In the NASCIO 2018 panel discussion that presented the findings of the Deloitte study, Arizona CISO Mike Lettman emphasized that this was the first year that his state has a budget line item dedicated to cybersecurity. In prior years, IT officials had to make the case for funding. They would turn to the legislature and say, “OK, we built this protection in the state but we are going to have to shut it off if we don’t get funding in the following year,” Lettman said.
“The governor’s office got visibility on how to spend the dollars through a budget item versus agencies spending the money separately,” which reduced overall risk for the state, Lettman said.
Top Challenges Remain Unchanged with Persistent Issues
Budget, talent and the sophistication of threats are the top three challenges facing states, according to the study report. NASCIO’s national IT workforce surveys indicate that hiring and retaining a qualified workforce is the “most persistent challenge.” According to the report, most state enterprise cybersecurity teams consist of only six to 15 full-time employees.
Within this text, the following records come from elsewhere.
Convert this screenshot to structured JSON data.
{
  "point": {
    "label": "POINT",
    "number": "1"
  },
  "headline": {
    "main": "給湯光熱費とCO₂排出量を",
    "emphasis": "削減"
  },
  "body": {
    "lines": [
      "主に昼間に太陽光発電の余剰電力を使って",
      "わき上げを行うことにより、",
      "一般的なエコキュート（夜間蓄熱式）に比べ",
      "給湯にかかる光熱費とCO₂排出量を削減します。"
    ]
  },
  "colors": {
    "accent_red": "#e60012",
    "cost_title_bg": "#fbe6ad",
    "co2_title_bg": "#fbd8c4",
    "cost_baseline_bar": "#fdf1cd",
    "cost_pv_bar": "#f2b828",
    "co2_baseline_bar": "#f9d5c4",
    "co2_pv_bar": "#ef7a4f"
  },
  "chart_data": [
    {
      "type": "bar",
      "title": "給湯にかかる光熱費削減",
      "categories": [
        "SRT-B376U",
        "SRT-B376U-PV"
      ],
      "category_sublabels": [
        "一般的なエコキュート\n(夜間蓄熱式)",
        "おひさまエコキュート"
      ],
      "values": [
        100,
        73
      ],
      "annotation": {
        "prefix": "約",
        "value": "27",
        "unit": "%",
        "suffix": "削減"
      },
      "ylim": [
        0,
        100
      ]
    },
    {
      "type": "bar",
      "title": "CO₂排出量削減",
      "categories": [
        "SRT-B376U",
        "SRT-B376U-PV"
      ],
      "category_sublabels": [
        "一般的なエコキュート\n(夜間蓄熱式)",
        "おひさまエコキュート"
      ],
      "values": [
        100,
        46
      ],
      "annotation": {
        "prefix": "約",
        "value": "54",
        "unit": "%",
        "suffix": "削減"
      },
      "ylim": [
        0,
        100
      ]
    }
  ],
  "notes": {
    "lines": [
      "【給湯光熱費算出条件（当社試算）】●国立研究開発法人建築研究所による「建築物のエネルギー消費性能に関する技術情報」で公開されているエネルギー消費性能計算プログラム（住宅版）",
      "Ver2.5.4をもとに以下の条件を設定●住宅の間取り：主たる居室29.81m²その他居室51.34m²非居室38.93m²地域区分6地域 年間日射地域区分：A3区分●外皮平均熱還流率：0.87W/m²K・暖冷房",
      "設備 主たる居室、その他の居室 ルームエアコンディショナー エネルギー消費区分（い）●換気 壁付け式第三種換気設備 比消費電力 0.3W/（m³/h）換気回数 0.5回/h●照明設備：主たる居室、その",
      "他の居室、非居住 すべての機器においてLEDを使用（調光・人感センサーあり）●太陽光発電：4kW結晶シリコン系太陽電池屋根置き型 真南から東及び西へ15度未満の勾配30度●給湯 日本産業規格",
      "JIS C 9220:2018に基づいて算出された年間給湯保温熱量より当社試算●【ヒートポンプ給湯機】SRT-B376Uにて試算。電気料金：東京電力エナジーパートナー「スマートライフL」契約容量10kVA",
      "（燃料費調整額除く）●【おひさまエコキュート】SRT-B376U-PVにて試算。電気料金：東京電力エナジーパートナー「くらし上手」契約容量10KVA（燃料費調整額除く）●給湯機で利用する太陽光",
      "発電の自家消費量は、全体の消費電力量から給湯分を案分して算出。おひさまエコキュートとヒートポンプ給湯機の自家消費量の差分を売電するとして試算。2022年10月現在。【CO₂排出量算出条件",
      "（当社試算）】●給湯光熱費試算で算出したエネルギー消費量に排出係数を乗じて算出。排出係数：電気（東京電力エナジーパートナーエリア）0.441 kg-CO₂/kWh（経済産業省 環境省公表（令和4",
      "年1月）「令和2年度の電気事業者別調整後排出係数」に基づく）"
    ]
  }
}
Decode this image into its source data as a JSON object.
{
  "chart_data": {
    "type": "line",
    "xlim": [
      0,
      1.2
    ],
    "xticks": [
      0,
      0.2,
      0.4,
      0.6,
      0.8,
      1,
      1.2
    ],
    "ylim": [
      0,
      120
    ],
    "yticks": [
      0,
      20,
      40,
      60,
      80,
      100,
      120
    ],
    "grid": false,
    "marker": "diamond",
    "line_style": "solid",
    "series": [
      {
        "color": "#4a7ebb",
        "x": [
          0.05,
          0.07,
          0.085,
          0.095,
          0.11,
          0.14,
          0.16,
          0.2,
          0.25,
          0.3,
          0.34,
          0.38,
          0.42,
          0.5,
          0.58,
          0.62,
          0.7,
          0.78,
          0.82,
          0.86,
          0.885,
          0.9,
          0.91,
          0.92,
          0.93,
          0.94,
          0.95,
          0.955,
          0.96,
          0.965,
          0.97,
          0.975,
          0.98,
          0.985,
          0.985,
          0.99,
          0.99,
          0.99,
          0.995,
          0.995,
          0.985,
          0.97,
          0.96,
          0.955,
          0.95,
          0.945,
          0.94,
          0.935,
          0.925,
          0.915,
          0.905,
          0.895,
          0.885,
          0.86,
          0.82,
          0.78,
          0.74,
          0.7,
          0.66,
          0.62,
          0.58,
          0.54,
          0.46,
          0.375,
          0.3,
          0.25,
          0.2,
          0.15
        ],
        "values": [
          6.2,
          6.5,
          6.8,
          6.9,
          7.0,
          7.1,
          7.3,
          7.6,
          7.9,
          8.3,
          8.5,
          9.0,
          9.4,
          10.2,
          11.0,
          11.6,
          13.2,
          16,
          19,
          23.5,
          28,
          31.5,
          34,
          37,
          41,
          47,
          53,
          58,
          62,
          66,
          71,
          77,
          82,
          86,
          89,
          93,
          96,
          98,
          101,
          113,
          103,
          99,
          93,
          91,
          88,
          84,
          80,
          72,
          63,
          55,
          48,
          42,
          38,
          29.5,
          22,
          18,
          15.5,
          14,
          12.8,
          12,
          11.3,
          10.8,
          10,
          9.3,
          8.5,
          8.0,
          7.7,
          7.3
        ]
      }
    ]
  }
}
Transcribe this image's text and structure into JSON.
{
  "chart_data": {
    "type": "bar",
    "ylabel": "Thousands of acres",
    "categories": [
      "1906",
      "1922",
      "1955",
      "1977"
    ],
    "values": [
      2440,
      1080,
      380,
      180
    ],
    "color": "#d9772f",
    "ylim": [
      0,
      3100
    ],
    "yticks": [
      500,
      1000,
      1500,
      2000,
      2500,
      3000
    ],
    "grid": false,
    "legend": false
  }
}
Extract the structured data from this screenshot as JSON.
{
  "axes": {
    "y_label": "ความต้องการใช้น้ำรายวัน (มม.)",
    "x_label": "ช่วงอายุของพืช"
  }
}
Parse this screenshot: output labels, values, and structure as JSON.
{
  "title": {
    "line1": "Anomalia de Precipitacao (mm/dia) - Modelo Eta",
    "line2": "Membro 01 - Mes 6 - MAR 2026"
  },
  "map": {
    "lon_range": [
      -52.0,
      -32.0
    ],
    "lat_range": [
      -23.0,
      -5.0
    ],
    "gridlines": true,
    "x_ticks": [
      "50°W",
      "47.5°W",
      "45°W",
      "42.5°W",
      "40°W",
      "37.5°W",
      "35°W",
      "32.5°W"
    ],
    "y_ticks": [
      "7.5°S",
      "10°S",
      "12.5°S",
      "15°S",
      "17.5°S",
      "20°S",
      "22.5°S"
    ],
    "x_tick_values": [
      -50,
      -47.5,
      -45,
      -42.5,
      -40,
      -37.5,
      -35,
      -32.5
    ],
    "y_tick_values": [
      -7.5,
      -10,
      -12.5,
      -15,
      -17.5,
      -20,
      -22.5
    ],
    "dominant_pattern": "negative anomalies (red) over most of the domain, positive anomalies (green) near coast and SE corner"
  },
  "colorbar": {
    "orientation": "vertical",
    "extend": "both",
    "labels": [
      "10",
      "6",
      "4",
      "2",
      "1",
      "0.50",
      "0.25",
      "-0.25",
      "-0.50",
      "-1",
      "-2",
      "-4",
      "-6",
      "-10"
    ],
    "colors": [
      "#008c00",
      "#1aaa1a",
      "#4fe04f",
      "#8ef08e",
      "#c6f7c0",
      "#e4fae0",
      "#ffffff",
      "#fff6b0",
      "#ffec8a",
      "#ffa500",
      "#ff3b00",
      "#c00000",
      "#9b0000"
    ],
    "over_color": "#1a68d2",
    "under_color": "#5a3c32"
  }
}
States have reformed their IT hiring when possible, changing job classifications to make them more appealing and modernizing their qualifications. Antiquated job descriptions were at the top of the list of challenges identified in an annual state CIO survey conducted by NASCIO last year. While reforming such hiring practices helps, it’s not going to solve the problem entirely, the report authors said. Deloitte and NASCIO both have helped states examine compensation and other barriers to hiring qualified IT personnel, but government agencies simply cannot compete with the private sector in hiring.
“Salary and compensation are not going to be addressed effectively in our lifetime. There’s no way. States must seek other remedies,” Robinson said.
“Public-private partnerships, including universities, are going to be the bold play that is most important in the future,” in part due to universities’ capabilities to help the public sector nurture IT talent, he added.